INFO 260A: Programming and Services for Children with Penny Peck, a seasoned children’s librarian, was particularly insightful for Mapes. “It was broad-scoped and required getting out in our community to observe library programs,” she says. “We reported on who attended (informal demographics) as well as details such as materials used, songs sung, multimedia used.” Mapes also learned a lot from INFO 271A: Emerging Trends in Literature for Children and Young Adults with Dr. Susan Higgins, which provided in-depth reading and evaluation of current children’s literature, exactly what she needed for her new librarian role.
Public Classrooms to Private Libraries
When she transitioned to teaching in private school from public, Mapes was surprised to learn that there was no library instruction as part of students’ weekly 30-minute library time.
“Five years ago, while still a classroom teacher,” Mapes explains, “I visited and researched what the schools (public and private) in our community were doing for the students during their library visit. Drawing on what I observed and learned, I developed and proposed a library plan for our school to the current headmaster, in hopes he would hire me to provide it.”
Mapes was hired to implement her library plan for the upcoming school year, and started the Post-Master’s Certificate in order to be more qualified. Then, relying on what she was learning through her iSchool classes, she created a library program from scratch. Using the Georgia Library Media Association’s Elementary Information Literacy Checklist as her guideline, she purchased new books, current encyclopedias, atlases and thesauri for her library, and began building library lesson plans for students to consult the reference sources to answer research questions.
“It has been, and is, a labor of love!” she says. “I add new lessons every year. I visit my local fantastic Gwinnett County Public Library branch weekly to look at books—I will often see a book that I know my students would like and build a lesson around it.”
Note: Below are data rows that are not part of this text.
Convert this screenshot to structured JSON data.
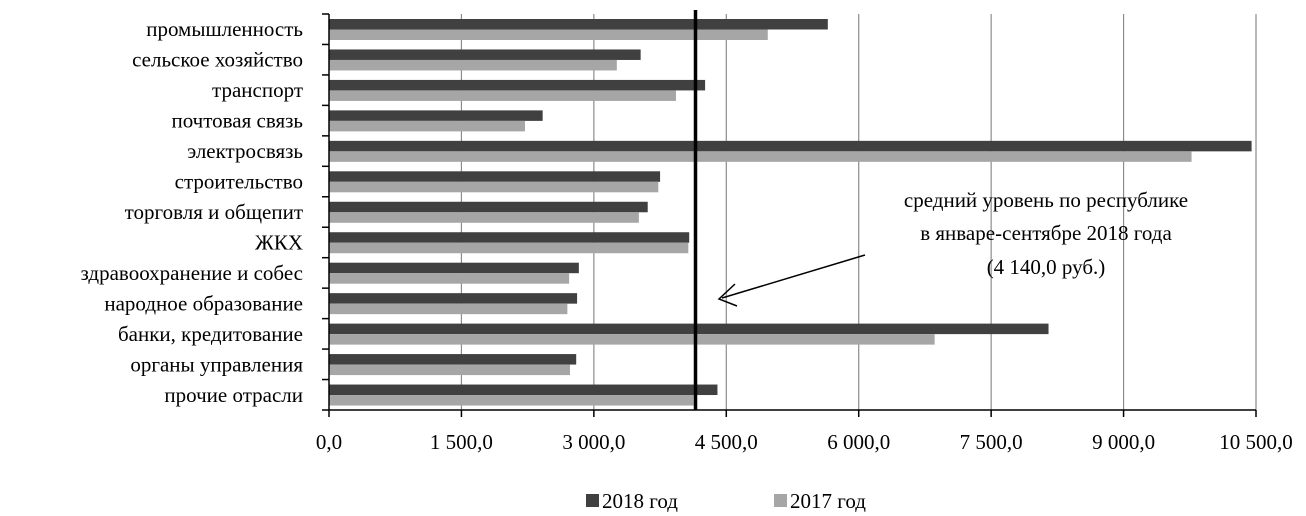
{
  "chart_data": {
    "type": "bar",
    "orientation": "horizontal",
    "categories": [
      "промышленность",
      "сельское хозяйство",
      "транспорт",
      "почтовая связь",
      "электросвязь",
      "строительство",
      "торговля и общепит",
      "ЖКХ",
      "здравоохранение и собес",
      "народное образование",
      "банки, кредитование",
      "органы управления",
      "прочие отрасли"
    ],
    "series": [
      {
        "name": "2018 год",
        "color": "#404040",
        "values": [
          5650,
          3530,
          4260,
          2420,
          10450,
          3750,
          3610,
          4080,
          2830,
          2810,
          8150,
          2800,
          4400
        ]
      },
      {
        "name": "2017 год",
        "color": "#a6a6a6",
        "values": [
          4970,
          3260,
          3930,
          2220,
          9770,
          3730,
          3510,
          4070,
          2720,
          2700,
          6860,
          2730,
          4130
        ]
      }
    ],
    "x_ticks": [
      "0,0",
      "1 500,0",
      "3 000,0",
      "4 500,0",
      "6 000,0",
      "7 500,0",
      "9 000,0",
      "10 500,0"
    ],
    "xlim": [
      0,
      10500
    ],
    "grid": "vertical",
    "legend_position": "bottom",
    "reference_line": {
      "value": 4140
    },
    "annotation": {
      "lines": [
        "средний уровень по республике",
        "в январе-сентябре 2018 года",
        "(4 140,0 руб.)"
      ]
    }
  }
}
The program has been successful, and Mapes also works with K–5 teachers at her school, designing library instruction for students based on what they’re learning in class. “For instance,” she explains, “I saw recently that 2nd grade was working on synonyms. So I created a chart with the synonyms from the book Ella Kazoo Will Not Brush Her Hair by Lee Fox. We discussed the definition of ‘synonym,’ orally brainstormed synonyms for the word ‘good,’ went over the synonyms on the chart for ‘hair,’ then read the story. As a follow-up, they drew hair with colored pencils on an Ella Kazoo I’d copied for them and did a Word Find with words from the story. They loved it!”
A self-described “lifelong learner,” Mapes enthusiastically recommends the iSchool’s certificate program. “[The certificate] would benefit anyone who wants to learn more about their ‘trade’ and be up-to-date on it,” Mapes says. “Every instructor I had was very prompt at responding to questions—that made the online class experience positive.”
During the regular school year, Mapes would take her laptop to the public library’s quiet room and spend hours working on class assignments. It took her just over two years to complete the certificate program; she particularly enjoyed long summers off from work, when her LIS studies gave her something to focus on and learn from each day.
“I will say that technology comes slowly to me,” she laughs. “I had never worked on a group project in Google docs, or created a PowerPoint to present to classmates, or blogged, before spring 2013! Getting this certificate online caused me to stretch and learn and not give up.”
After finishing the program, Mapes submitted her transcript and her Post-Master’s Certificate to her school’s administration, and is waiting to receive a pay raise. But that’s not the part that she’s most excited about.
“I feel like I am officially a teacher-librarian,” Mapes says. “I love that title because that is my heart… to teach my K–5th graders about literature and what I call ‘library life skills.’ I also feel like having the Post-Master’s Certificate validates and qualifies me for my position.”